3) Warum hatten Sie sich für dieses Feld in der Politikwissenschaft entschieden?

Weil es von höchster Relevanz ist, nicht nur für uns Europäer selbst, wenn wir unseren „European way of life“, der sich allerdings in Richtung Nachhaltigkeit weiterentwickeln muss, bewahren wollen, sondern weltweit.

4) Welchen Staatsmann/Welche Staatsfrau würden (kann auch tot sein) Sie gerne treffen, wenn Sie es sich aussuchen könnten und warum?

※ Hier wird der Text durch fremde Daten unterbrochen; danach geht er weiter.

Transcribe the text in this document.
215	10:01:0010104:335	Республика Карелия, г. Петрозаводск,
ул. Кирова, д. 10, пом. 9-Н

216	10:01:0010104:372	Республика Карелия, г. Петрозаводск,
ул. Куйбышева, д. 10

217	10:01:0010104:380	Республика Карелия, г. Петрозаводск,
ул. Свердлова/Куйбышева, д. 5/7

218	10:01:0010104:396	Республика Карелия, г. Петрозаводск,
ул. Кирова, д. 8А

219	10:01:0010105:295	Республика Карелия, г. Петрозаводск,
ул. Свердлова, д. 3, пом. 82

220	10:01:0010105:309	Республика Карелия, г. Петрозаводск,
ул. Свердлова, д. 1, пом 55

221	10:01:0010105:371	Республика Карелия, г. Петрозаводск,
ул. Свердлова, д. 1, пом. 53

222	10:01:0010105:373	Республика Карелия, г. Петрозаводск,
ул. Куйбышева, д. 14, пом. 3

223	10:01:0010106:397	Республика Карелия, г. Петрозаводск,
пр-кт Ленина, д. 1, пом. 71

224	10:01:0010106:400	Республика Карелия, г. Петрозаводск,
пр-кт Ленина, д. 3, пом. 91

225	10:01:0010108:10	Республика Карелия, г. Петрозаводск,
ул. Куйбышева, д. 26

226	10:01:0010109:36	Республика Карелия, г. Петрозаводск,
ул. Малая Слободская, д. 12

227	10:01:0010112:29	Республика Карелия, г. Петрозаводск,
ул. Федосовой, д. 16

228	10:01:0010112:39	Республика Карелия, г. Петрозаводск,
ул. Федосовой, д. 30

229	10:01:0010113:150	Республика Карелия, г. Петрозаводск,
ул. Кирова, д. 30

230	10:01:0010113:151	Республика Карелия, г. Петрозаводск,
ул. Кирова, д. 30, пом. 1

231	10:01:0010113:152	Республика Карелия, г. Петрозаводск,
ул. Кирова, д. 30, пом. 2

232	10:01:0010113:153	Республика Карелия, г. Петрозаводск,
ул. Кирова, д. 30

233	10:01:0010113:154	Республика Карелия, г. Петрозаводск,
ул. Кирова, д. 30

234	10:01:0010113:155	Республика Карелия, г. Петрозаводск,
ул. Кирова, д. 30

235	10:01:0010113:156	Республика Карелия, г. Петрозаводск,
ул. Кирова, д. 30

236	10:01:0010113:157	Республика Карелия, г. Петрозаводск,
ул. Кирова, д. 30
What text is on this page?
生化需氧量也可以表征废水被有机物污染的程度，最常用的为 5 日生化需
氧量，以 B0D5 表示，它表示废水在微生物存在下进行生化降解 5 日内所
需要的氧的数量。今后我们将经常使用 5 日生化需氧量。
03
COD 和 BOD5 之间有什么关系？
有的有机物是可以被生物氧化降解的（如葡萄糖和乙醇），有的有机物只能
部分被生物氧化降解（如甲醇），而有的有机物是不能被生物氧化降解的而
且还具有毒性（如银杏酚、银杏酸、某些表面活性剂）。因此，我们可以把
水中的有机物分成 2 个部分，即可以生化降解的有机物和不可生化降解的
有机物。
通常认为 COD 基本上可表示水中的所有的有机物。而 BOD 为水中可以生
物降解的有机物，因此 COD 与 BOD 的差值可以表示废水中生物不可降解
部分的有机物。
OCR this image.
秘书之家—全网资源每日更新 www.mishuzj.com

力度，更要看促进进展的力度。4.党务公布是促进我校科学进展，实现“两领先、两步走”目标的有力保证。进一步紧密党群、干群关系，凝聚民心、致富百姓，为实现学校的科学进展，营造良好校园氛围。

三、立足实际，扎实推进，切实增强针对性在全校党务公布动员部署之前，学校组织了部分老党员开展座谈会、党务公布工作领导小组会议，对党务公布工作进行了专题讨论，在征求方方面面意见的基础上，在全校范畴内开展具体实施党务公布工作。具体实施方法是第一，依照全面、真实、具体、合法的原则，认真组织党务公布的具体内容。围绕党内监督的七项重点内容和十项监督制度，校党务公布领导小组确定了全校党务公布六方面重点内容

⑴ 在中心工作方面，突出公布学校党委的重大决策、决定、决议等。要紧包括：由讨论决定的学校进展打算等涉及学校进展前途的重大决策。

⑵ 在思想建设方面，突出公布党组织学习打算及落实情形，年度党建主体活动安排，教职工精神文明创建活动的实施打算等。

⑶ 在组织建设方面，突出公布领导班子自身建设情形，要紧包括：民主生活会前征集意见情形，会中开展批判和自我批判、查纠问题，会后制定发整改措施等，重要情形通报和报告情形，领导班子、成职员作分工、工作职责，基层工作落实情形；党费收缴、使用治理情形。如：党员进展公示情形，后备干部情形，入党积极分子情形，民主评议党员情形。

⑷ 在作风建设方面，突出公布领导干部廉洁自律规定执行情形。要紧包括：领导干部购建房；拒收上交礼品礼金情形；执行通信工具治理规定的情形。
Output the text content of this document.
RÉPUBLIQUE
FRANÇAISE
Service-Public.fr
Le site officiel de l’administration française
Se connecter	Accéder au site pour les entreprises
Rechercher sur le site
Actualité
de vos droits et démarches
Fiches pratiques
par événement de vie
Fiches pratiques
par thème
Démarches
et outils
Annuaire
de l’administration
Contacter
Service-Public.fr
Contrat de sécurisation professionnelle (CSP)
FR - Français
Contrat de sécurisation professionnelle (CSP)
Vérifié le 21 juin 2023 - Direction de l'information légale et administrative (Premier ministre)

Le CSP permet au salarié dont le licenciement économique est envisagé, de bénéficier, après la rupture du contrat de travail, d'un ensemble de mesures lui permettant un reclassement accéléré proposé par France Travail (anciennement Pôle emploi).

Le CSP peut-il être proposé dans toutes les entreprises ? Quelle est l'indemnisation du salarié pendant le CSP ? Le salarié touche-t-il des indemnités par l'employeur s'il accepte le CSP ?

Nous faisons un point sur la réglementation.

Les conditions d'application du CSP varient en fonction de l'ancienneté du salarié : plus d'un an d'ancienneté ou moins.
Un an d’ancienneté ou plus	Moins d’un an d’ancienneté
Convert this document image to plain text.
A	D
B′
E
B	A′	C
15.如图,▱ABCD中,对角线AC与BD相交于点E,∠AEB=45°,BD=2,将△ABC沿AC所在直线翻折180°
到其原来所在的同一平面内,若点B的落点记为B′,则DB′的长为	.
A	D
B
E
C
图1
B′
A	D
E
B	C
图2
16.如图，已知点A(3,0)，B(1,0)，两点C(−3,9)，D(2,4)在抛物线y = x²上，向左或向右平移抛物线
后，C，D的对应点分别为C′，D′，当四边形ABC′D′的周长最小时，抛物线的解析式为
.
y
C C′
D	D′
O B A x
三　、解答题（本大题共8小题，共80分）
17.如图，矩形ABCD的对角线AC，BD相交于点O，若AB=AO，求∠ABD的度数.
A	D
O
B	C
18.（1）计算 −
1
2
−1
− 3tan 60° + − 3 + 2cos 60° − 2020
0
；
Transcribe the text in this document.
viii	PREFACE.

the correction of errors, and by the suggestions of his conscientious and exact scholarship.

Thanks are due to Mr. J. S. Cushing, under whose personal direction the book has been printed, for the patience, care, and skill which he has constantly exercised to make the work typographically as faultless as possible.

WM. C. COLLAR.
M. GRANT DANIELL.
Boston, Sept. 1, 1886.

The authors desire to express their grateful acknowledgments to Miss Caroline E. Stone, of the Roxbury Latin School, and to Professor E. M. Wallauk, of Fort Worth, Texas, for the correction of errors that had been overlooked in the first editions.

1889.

Jean Monnet. Nicht, weil mir selbst ein Jean Monnet Lehrstuhl anvertraut wurde, sondern um mit ihm über seinen Mut, seine Vision und seine Entschlossenheit zu sprechen, kurz nach Ende des 2. Weltkriegs zusammen mit Deutschland (und Italien und den Benelux-Staaten) das so überaus kühne Projekt einer Gemeinschaft von Kohle und Stahl anzupacken, um Krieg zwischen diesen Staaten de facto auszuschließen. Wie er auf diese Idee gekommen ist, die ja Zündungsmoment der europäischen Integration insgesamt war – das würde ich mir sehr gerne von ihm persönlich erklären lassen. Außerdem würde ich gerne seine Meinung über die heutige EU erfahren: Ist er zufrieden mit dem Werdegang seines „Kinds“, oder sieht er es auf Abwegen und wenn ja auf welchen? Was würde er uns heute raten, um das europäische Projekt zu vollenden?